The cost continues to be raised as a barrier and the Commonwealth Scientific and Industrial Research Organisation (CSIRO) recently released their latest GenCost report on all potential energy sources, here in Australia. While I respect the CSIRO, there is a number of limitations in their assumptions that need to be called out.

Firstly, their costs don’t factor in all of the 28,000 kilometres of transmission lines required for Labor’s all-renewable approach. Secondly, CSIRO has made assumptions on the capacity the plants will operate, based on an energy mix assumption that we haven’t announced yet.

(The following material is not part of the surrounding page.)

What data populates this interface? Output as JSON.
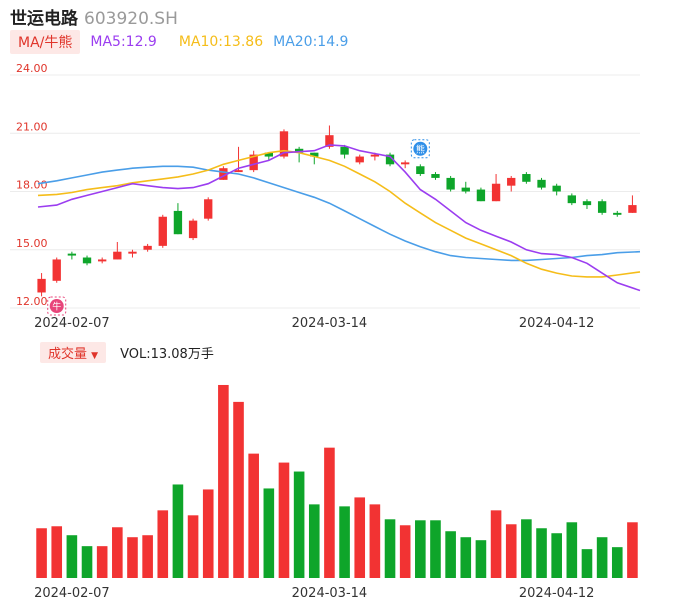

Running these facilities at 40 to 50 per cent capacity would cost more, so that’s why we will announce our total energy mix, so that we can demonstrate its running capacity and cost.

Thirdly, it assumes a payback period on a rate of return over 30 years. A nuclear power plant has a life of between 80 and 90 years, so the CSIRO failed to account for any return for the 50 plus years of operation past their assumption period. Renewable projects at best have a 20-year life span, so there would be three times, even four times, capital turnover required for these projects.

Our nation’s energy future is at a crossroads and the choice is clear between ourselves and Labor, being an all-renewables approach to all-technology approach, that provides a greater amount of higher paying jobs, plus zero emissions and base load power to give us a manufacturing future.

I believe we need to change the culture in this country, from one that says why we can’t do things, to one that says how we can and backs ourselves and our people to get it right.

That’s the future I believe in for my kids and our nation’s future.


 

2 Responses to "Nats Leader David Littleproud’s Reply"

  1. The Federal Member for Maranoa seems to be happy to have a Nuclear Reactor next to his property. The cost and the inherent lack of planning, public consultation and safety analysis of this proposal is recklessness of the highest order. None of the politicians involved in this will ever be held accountable.

  2. To pick up just one of the many furphies and falsehoods in Littleproud’s comments, he’s promoting Westinghouse. The company that started building two AP1000 reactors in South Carolina and then abandoned the project in 2017 after A$13 billion was wasted on the project. Two AP1000 reactors in Georgia were recently completed at a cost of A$25 billion per reactor.